Weidenbach Maira, Laue Tim, Frese Udo
Faculty of Mathematics and Computer Science, University of Bremen, 28359 Bremen, Germany.
Sensors (Basel). 2024 Jan 10;24(2):432. doi: 10.3390/s24020432.
Robotic manipulation requires object pose knowledge for the objects of interest. In order to perform typical household chores, a robot needs to be able to estimate 6D poses for objects such as water glasses or salad bowls. This is especially difficult for glass objects, as for these, depth data are mostly disturbed, and in RGB images, occluded objects are still visible. Thus, in this paper, we propose to redefine the ground-truth for training RGB-based pose estimators in two ways: (a) we apply a transparency-aware multisegmentation, in which an image pixel can belong to more than one object, and (b) we use transparency-aware bounding boxes, which always enclose whole objects, even if parts of an object are formally occluded by another object. The latter approach ensures that the size and scale of an object remain more consistent across different images. We train our pose estimator, which was originally designed for opaque objects, with three different ground-truth types on the ClearPose dataset. Just by changing the training data to our transparency-aware segmentation, with no additional glass-specific feature changes in the estimator, the ADD-S AUC value increases by 4.3%. Such a multisegmentation can be created for every dataset that provides a 3D model of the object and its ground-truth pose.

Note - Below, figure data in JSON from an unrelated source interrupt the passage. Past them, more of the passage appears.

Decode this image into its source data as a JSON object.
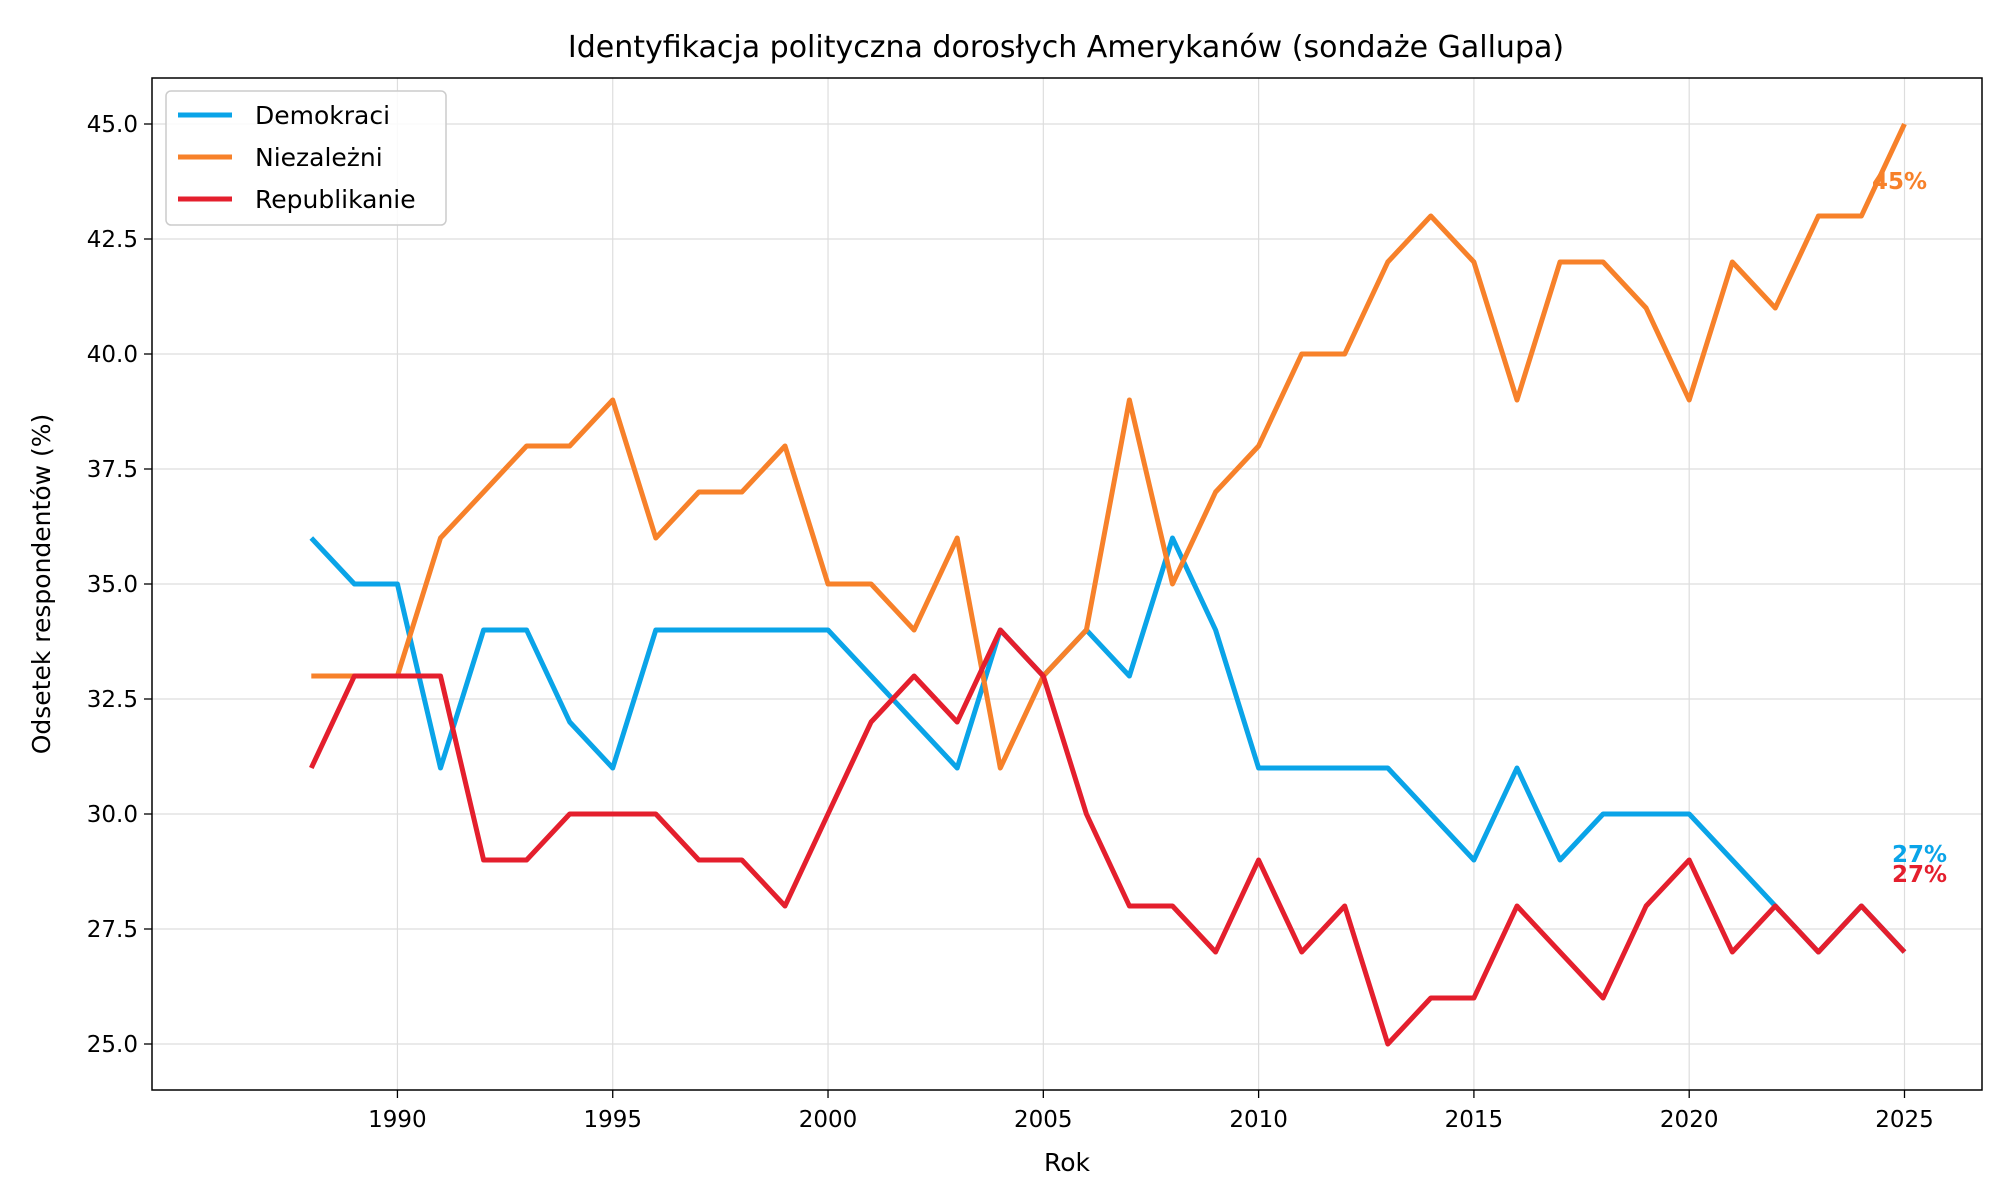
{
  "chart_data": {
    "type": "line",
    "title": "Identyfikacja polityczna dorosłych Amerykanów (sondaże Gallupa)",
    "xlabel": "Rok",
    "ylabel": "Odsetek respondentów (%)",
    "xlim": [
      1984.3,
      2026.8
    ],
    "ylim": [
      24.0,
      46.0
    ],
    "xticks": [
      1990,
      1995,
      2000,
      2005,
      2010,
      2015,
      2020,
      2025
    ],
    "yticks": [
      25.0,
      27.5,
      30.0,
      32.5,
      35.0,
      37.5,
      40.0,
      42.5,
      45.0
    ],
    "grid": true,
    "legend_position": "top-left",
    "x": [
      1988,
      1989,
      1990,
      1991,
      1992,
      1993,
      1994,
      1995,
      1996,
      1997,
      1998,
      1999,
      2000,
      2001,
      2002,
      2003,
      2004,
      2005,
      2006,
      2007,
      2008,
      2009,
      2010,
      2011,
      2012,
      2013,
      2014,
      2015,
      2016,
      2017,
      2018,
      2019,
      2020,
      2021,
      2022,
      2023,
      2024,
      2025
    ],
    "series": [
      {
        "name": "Demokraci",
        "color": "#0aa4e8",
        "values": [
          36,
          35,
          35,
          31,
          34,
          34,
          32,
          31,
          34,
          34,
          34,
          34,
          34,
          33,
          32,
          31,
          34,
          33,
          34,
          33,
          36,
          34,
          31,
          31,
          31,
          31,
          30,
          29,
          31,
          29,
          30,
          30,
          30,
          29,
          28,
          27,
          28,
          27
        ],
        "end_label": "27%"
      },
      {
        "name": "Niezależni",
        "color": "#f7812a",
        "values": [
          33,
          33,
          33,
          36,
          37,
          38,
          38,
          39,
          36,
          37,
          37,
          38,
          35,
          35,
          34,
          36,
          31,
          33,
          34,
          39,
          35,
          37,
          38,
          40,
          40,
          42,
          43,
          42,
          39,
          42,
          42,
          41,
          39,
          42,
          41,
          43,
          43,
          45
        ],
        "end_label": "45%"
      },
      {
        "name": "Republikanie",
        "color": "#e41f2d",
        "values": [
          31,
          33,
          33,
          33,
          29,
          29,
          30,
          30,
          30,
          29,
          29,
          28,
          30,
          32,
          33,
          32,
          34,
          33,
          30,
          28,
          28,
          27,
          29,
          27,
          28,
          25,
          26,
          26,
          28,
          27,
          26,
          28,
          29,
          27,
          28,
          27,
          28,
          27
        ],
        "end_label": "27%"
      }
    ]
  }
}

机器人操作需要了解感兴趣物体的位姿信息。为了执行典型的家务劳动,机器人需要能够估计水杯或沙拉碗等物体的6D位姿。对于玻璃物体来说,这尤其困难,因为对于这些物体,深度数据大多受到干扰,而且在RGB图像中,被遮挡的物体仍然可见。因此,在本文中,我们建议通过两种方式重新定义用于训练基于RGB的位姿估计器的真实值:(a) 我们应用一种透明度感知的多分割方法,其中图像像素可以属于多个物体;(b) 我们使用透明度感知的边界框,即使一个物体的部分被另一个物体正式遮挡,该边界框也始终包围整个物体。后一种方法确保了物体的大小和比例在不同图像之间保持更一致。我们在ClearPose数据集上使用三种不同类型的真实值训练我们最初为不透明物体设计的位姿估计器。仅仅通过将训练数据改为我们的透明度感知分割,而估计器中不进行额外的特定于玻璃的特征更改,ADD-S AUC值就提高了4.3%。对于每个提供物体的3D模型及其真实位姿的数据集,都可以创建这样的多分割。